Barrell also points out that MK guerrillas had little success in linking up with and getting support from ANC political structures inside the country, with the result that short-term cross- border incursions remained the norm, while guerrillas who successfully infiltrated into the country generally had short periods of survival.

A deeply damaging consequence of this was that the ANC was never able to achieve its objective that political and military structures should cooperate closely — and give direction to the possibilities for popular insurrection that the organisation believed were developing in the townships in the 1980s.

“The failure of its armed struggle to make real military progress defined almost all strategic questions the ANC asked itself between 1976 and 1986. Likewise, almost all the ANC’s decisions to change operational strategy and structures between 1976 and 1986 were designed to remedy this failure. And a high proportion of these decisions were never implemented.”

“Non-implementation was most evident in cases where it was decided that political and military structures should cooperate more closely in the hope of creating the kind of organised domestic political base in which armed combatants might reasonably hope to survive. Personal and departmental rivalries and vanities persistently undermined these decisions.”

Until about 1988, “attempts to develop an internal underground leadership of seniority and genuine organisational power were repeatedly deferred or frustrated … The result was that the ANC underground remained fractured between political and military components, each comprising units that were usually isolated from each other; the only link these units often had with the `ANC’ was with the ANC abroad, which was unable to maintain a dynamic relationship with them or provide them with tactical guidance in what was, certainly from 1984, a fast- moving situation.”

This meant a further failure. The ANC was unable to control or direct insurrectionary activities carried out by informal armed groups that began operating quite spontaneously in the townships under the banner of the ANC and the United Democratic Front in the 1980s — called MK auxiliaries and then “grenade squads” by the movement’s leadership. “Various ANC leaders,” he says, “fought to control it [armed action by informal units operating in the townships] while it appeared to be succeeding and denied any link with it when it failed.”

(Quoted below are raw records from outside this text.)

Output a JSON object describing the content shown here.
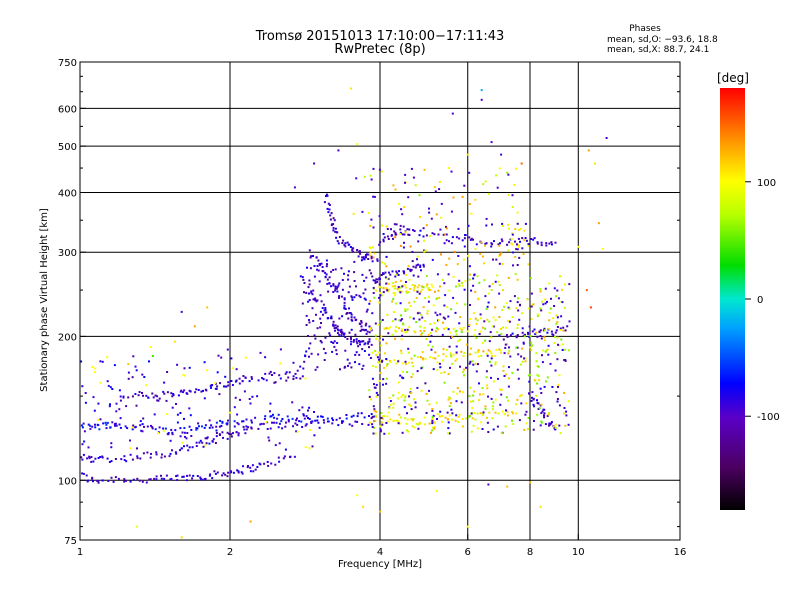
{
  "chart_data": {
    "type": "scatter",
    "title": "Tromsø 20151013 17:10:00−17:11:43",
    "subtitle": "RwPretec (8p)",
    "xlabel": "Frequency [MHz]",
    "ylabel": "Stationary phase Virtual Height [km]",
    "x_scale": "log",
    "y_scale": "log",
    "xlim": [
      1,
      16
    ],
    "ylim": [
      75,
      750
    ],
    "x_ticks": [
      1,
      2,
      4,
      6,
      8,
      10,
      16
    ],
    "x_gridlines": [
      2,
      4,
      6,
      8,
      10
    ],
    "y_ticks": [
      75,
      100,
      200,
      300,
      400,
      500,
      600,
      750
    ],
    "y_gridlines": [
      100,
      200,
      300,
      400,
      500,
      600
    ],
    "grid": true,
    "phases_box": {
      "header": "Phases",
      "line_o": "mean, sd,O: −93.6, 18.8",
      "line_x": "mean, sd,X:  88.7, 24.1"
    },
    "colorbar": {
      "label": "[deg]",
      "range": [
        -180,
        180
      ],
      "ticks": [
        100,
        0,
        -100
      ],
      "colormap": "rainbow (black → purple → blue → cyan → green → yellow → orange → red)"
    },
    "traces": [
      {
        "phase": -100,
        "points": [
          [
            1.0,
            103
          ],
          [
            1.05,
            100
          ],
          [
            1.1,
            100
          ],
          [
            1.2,
            101
          ],
          [
            1.3,
            100
          ],
          [
            1.4,
            100
          ],
          [
            1.5,
            101
          ],
          [
            1.6,
            101
          ],
          [
            1.7,
            102
          ],
          [
            1.8,
            102
          ],
          [
            1.9,
            103
          ],
          [
            2.0,
            104
          ],
          [
            2.1,
            105
          ],
          [
            2.2,
            106
          ],
          [
            2.3,
            107
          ],
          [
            2.5,
            110
          ],
          [
            2.7,
            112
          ]
        ]
      },
      {
        "phase": -100,
        "points": [
          [
            1.0,
            112
          ],
          [
            1.05,
            111
          ],
          [
            1.1,
            111
          ],
          [
            1.2,
            111
          ],
          [
            1.3,
            112
          ],
          [
            1.4,
            113
          ],
          [
            1.5,
            114
          ],
          [
            1.6,
            116
          ],
          [
            1.7,
            118
          ],
          [
            1.8,
            121
          ],
          [
            1.9,
            123
          ],
          [
            2.0,
            125
          ],
          [
            2.1,
            127
          ],
          [
            2.2,
            129
          ],
          [
            2.4,
            130
          ],
          [
            2.6,
            131
          ],
          [
            2.8,
            131
          ],
          [
            3.0,
            131
          ],
          [
            3.2,
            132
          ],
          [
            3.5,
            132
          ],
          [
            3.9,
            133
          ]
        ]
      },
      {
        "phase": -80,
        "points": [
          [
            1.0,
            129
          ],
          [
            1.05,
            130
          ],
          [
            1.1,
            130
          ],
          [
            1.15,
            131
          ],
          [
            1.2,
            130
          ],
          [
            1.3,
            129
          ],
          [
            1.4,
            128
          ],
          [
            1.5,
            127
          ],
          [
            1.6,
            127
          ],
          [
            1.7,
            128
          ],
          [
            1.8,
            130
          ],
          [
            1.9,
            131
          ],
          [
            2.0,
            132
          ],
          [
            2.2,
            133
          ],
          [
            2.4,
            134
          ],
          [
            2.6,
            134
          ],
          [
            2.8,
            134
          ],
          [
            3.0,
            135
          ],
          [
            3.3,
            135
          ],
          [
            3.6,
            136
          ],
          [
            3.9,
            136
          ]
        ]
      },
      {
        "phase": -100,
        "points": [
          [
            1.2,
            150
          ],
          [
            1.3,
            151
          ],
          [
            1.4,
            150
          ],
          [
            1.5,
            151
          ],
          [
            1.6,
            152
          ],
          [
            1.7,
            153
          ],
          [
            1.8,
            155
          ],
          [
            1.9,
            157
          ],
          [
            2.0,
            160
          ],
          [
            2.1,
            162
          ],
          [
            2.2,
            164
          ],
          [
            2.4,
            166
          ],
          [
            2.6,
            166
          ],
          [
            2.8,
            165
          ]
        ]
      },
      {
        "phase": -100,
        "points": [
          [
            2.8,
            265
          ],
          [
            2.9,
            250
          ],
          [
            3.0,
            237
          ],
          [
            3.1,
            225
          ],
          [
            3.2,
            215
          ],
          [
            3.3,
            206
          ],
          [
            3.4,
            200
          ],
          [
            3.5,
            196
          ],
          [
            3.6,
            194
          ],
          [
            3.7,
            193
          ],
          [
            3.85,
            192
          ]
        ]
      },
      {
        "phase": -100,
        "points": [
          [
            2.9,
            300
          ],
          [
            3.0,
            285
          ],
          [
            3.1,
            270
          ],
          [
            3.2,
            258
          ],
          [
            3.3,
            245
          ],
          [
            3.4,
            232
          ],
          [
            3.5,
            222
          ],
          [
            3.6,
            215
          ],
          [
            3.7,
            210
          ],
          [
            3.85,
            206
          ]
        ]
      },
      {
        "phase": -100,
        "points": [
          [
            3.1,
            400
          ],
          [
            3.15,
            370
          ],
          [
            3.2,
            350
          ],
          [
            3.25,
            335
          ],
          [
            3.3,
            322
          ],
          [
            3.4,
            312
          ],
          [
            3.5,
            305
          ],
          [
            3.6,
            300
          ],
          [
            3.7,
            296
          ],
          [
            3.8,
            292
          ],
          [
            3.95,
            290
          ]
        ]
      },
      {
        "phase": -100,
        "points": [
          [
            3.9,
            260
          ],
          [
            4.0,
            265
          ],
          [
            4.1,
            268
          ],
          [
            4.3,
            270
          ],
          [
            4.5,
            275
          ],
          [
            4.7,
            278
          ],
          [
            4.9,
            280
          ]
        ]
      },
      {
        "phase": -100,
        "points": [
          [
            4.0,
            320
          ],
          [
            4.2,
            325
          ],
          [
            4.4,
            330
          ],
          [
            4.6,
            330
          ],
          [
            5.0,
            328
          ],
          [
            5.5,
            322
          ],
          [
            6.0,
            318
          ],
          [
            6.5,
            316
          ],
          [
            7.0,
            316
          ],
          [
            7.5,
            316
          ],
          [
            8.0,
            316
          ],
          [
            8.5,
            315
          ],
          [
            9.0,
            314
          ]
        ]
      },
      {
        "phase": 100,
        "points": [
          [
            3.9,
            250
          ],
          [
            4.1,
            250
          ],
          [
            4.3,
            251
          ],
          [
            4.5,
            252
          ],
          [
            4.7,
            252
          ],
          [
            4.9,
            253
          ],
          [
            5.1,
            254
          ]
        ]
      },
      {
        "phase": 100,
        "points": [
          [
            3.9,
            135
          ],
          [
            4.1,
            134
          ],
          [
            4.3,
            134
          ],
          [
            4.6,
            133
          ],
          [
            4.9,
            133
          ],
          [
            5.2,
            134
          ],
          [
            5.5,
            135
          ],
          [
            6.0,
            136
          ],
          [
            6.5,
            136
          ],
          [
            7.0,
            137
          ],
          [
            7.5,
            138
          ]
        ]
      },
      {
        "phase": 100,
        "points": [
          [
            4.0,
            210
          ],
          [
            4.3,
            208
          ],
          [
            4.6,
            206
          ],
          [
            5.0,
            205
          ],
          [
            5.5,
            205
          ],
          [
            6.0,
            205
          ]
        ]
      },
      {
        "phase": 110,
        "points": [
          [
            3.9,
            175
          ],
          [
            4.2,
            176
          ],
          [
            4.6,
            178
          ],
          [
            5.0,
            180
          ],
          [
            5.5,
            182
          ],
          [
            6.0,
            183
          ],
          [
            6.5,
            184
          ],
          [
            7.0,
            185
          ]
        ]
      },
      {
        "phase": -100,
        "points": [
          [
            7.0,
            200
          ],
          [
            7.5,
            200
          ],
          [
            8.0,
            202
          ],
          [
            8.5,
            204
          ],
          [
            9.0,
            206
          ],
          [
            9.5,
            210
          ]
        ]
      },
      {
        "phase": -100,
        "points": [
          [
            8.0,
            150
          ],
          [
            8.2,
            145
          ],
          [
            8.4,
            140
          ],
          [
            8.6,
            135
          ],
          [
            8.8,
            130
          ],
          [
            9.0,
            128
          ]
        ]
      }
    ],
    "scatter": [
      {
        "x": 1.1,
        "y": 160,
        "phase": 100
      },
      {
        "x": 1.25,
        "y": 175,
        "phase": 120
      },
      {
        "x": 1.4,
        "y": 182,
        "phase": 40
      },
      {
        "x": 1.55,
        "y": 195,
        "phase": 110
      },
      {
        "x": 1.7,
        "y": 210,
        "phase": 130
      },
      {
        "x": 1.8,
        "y": 230,
        "phase": 120
      },
      {
        "x": 1.6,
        "y": 225,
        "phase": -100
      },
      {
        "x": 1.3,
        "y": 80,
        "phase": 90
      },
      {
        "x": 1.6,
        "y": 76,
        "phase": 110
      },
      {
        "x": 2.2,
        "y": 82,
        "phase": 130
      },
      {
        "x": 2.7,
        "y": 410,
        "phase": -100
      },
      {
        "x": 2.95,
        "y": 460,
        "phase": -110
      },
      {
        "x": 3.3,
        "y": 490,
        "phase": -100
      },
      {
        "x": 3.5,
        "y": 660,
        "phase": 110
      },
      {
        "x": 3.6,
        "y": 505,
        "phase": 100
      },
      {
        "x": 3.6,
        "y": 93,
        "phase": 100
      },
      {
        "x": 3.7,
        "y": 88,
        "phase": 110
      },
      {
        "x": 4.0,
        "y": 86,
        "phase": 120
      },
      {
        "x": 4.5,
        "y": 420,
        "phase": 110
      },
      {
        "x": 4.8,
        "y": 395,
        "phase": 60
      },
      {
        "x": 5.2,
        "y": 360,
        "phase": 130
      },
      {
        "x": 5.5,
        "y": 450,
        "phase": 100
      },
      {
        "x": 5.6,
        "y": 585,
        "phase": -100
      },
      {
        "x": 6.0,
        "y": 480,
        "phase": 110
      },
      {
        "x": 6.4,
        "y": 655,
        "phase": -20
      },
      {
        "x": 6.4,
        "y": 625,
        "phase": -100
      },
      {
        "x": 6.7,
        "y": 510,
        "phase": -100
      },
      {
        "x": 7.0,
        "y": 480,
        "phase": -100
      },
      {
        "x": 7.2,
        "y": 440,
        "phase": 60
      },
      {
        "x": 7.7,
        "y": 460,
        "phase": 150
      },
      {
        "x": 5.2,
        "y": 95,
        "phase": 100
      },
      {
        "x": 6.0,
        "y": 80,
        "phase": 100
      },
      {
        "x": 6.6,
        "y": 98,
        "phase": -100
      },
      {
        "x": 7.2,
        "y": 97,
        "phase": 120
      },
      {
        "x": 8.0,
        "y": 99,
        "phase": 120
      },
      {
        "x": 8.4,
        "y": 88,
        "phase": 110
      },
      {
        "x": 10.0,
        "y": 308,
        "phase": 100
      },
      {
        "x": 10.5,
        "y": 490,
        "phase": 130
      },
      {
        "x": 10.8,
        "y": 460,
        "phase": 110
      },
      {
        "x": 11.0,
        "y": 345,
        "phase": 130
      },
      {
        "x": 11.2,
        "y": 305,
        "phase": 100
      },
      {
        "x": 11.4,
        "y": 520,
        "phase": -100
      },
      {
        "x": 10.4,
        "y": 250,
        "phase": 150
      },
      {
        "x": 10.6,
        "y": 230,
        "phase": 160
      },
      {
        "x": 9.6,
        "y": 215,
        "phase": -100
      }
    ]
  }
}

The thesis says the ANC leadership became obsessed with the idea that apartheid could only be ended by popular armed struggle — “a kind of Sisyphian task to which all else had to be subject” — and that this mindset was cemented by the massive levels of violence unleashed by the security forces against the organisation and its members in the 1970s and 1980s.

“Yet by the mid-1980s the evidence strongly suggested that not only was armed struggle a failure at a military level but that popular political mobilisation, including the activities of the militant trade unions, provided a more serious challenge to the state than the ANC’s military campaign. Much of this political mobilisation and organisation had been initiated or conducted autonomously of the ANC,” says Barrell.

“The political dividend the ANC derived from armed struggle made the resources spent on it and lives lost in it worthwhile in the ANC’s calculations. Indeed, the heavier the ANC’s losses, the higher that return often was: the more MK cadres being buried or marching off to jail, the greater the evidence that the ANC had dared to struggle against a brutal, powerful and internationally infamous enemy.”

This, says Barrell, involved a tragic irony. Apartheid was most effectively challenged by political struggles on the part of ordinary civilians inside the country rather than by the armed actions that dominated the ANC’s tactics in the 1970s and 1980s.

“Therein,” says Barrell “lies the explanation for the paradox of the ANC’s trajectory: how it found its success in failure.”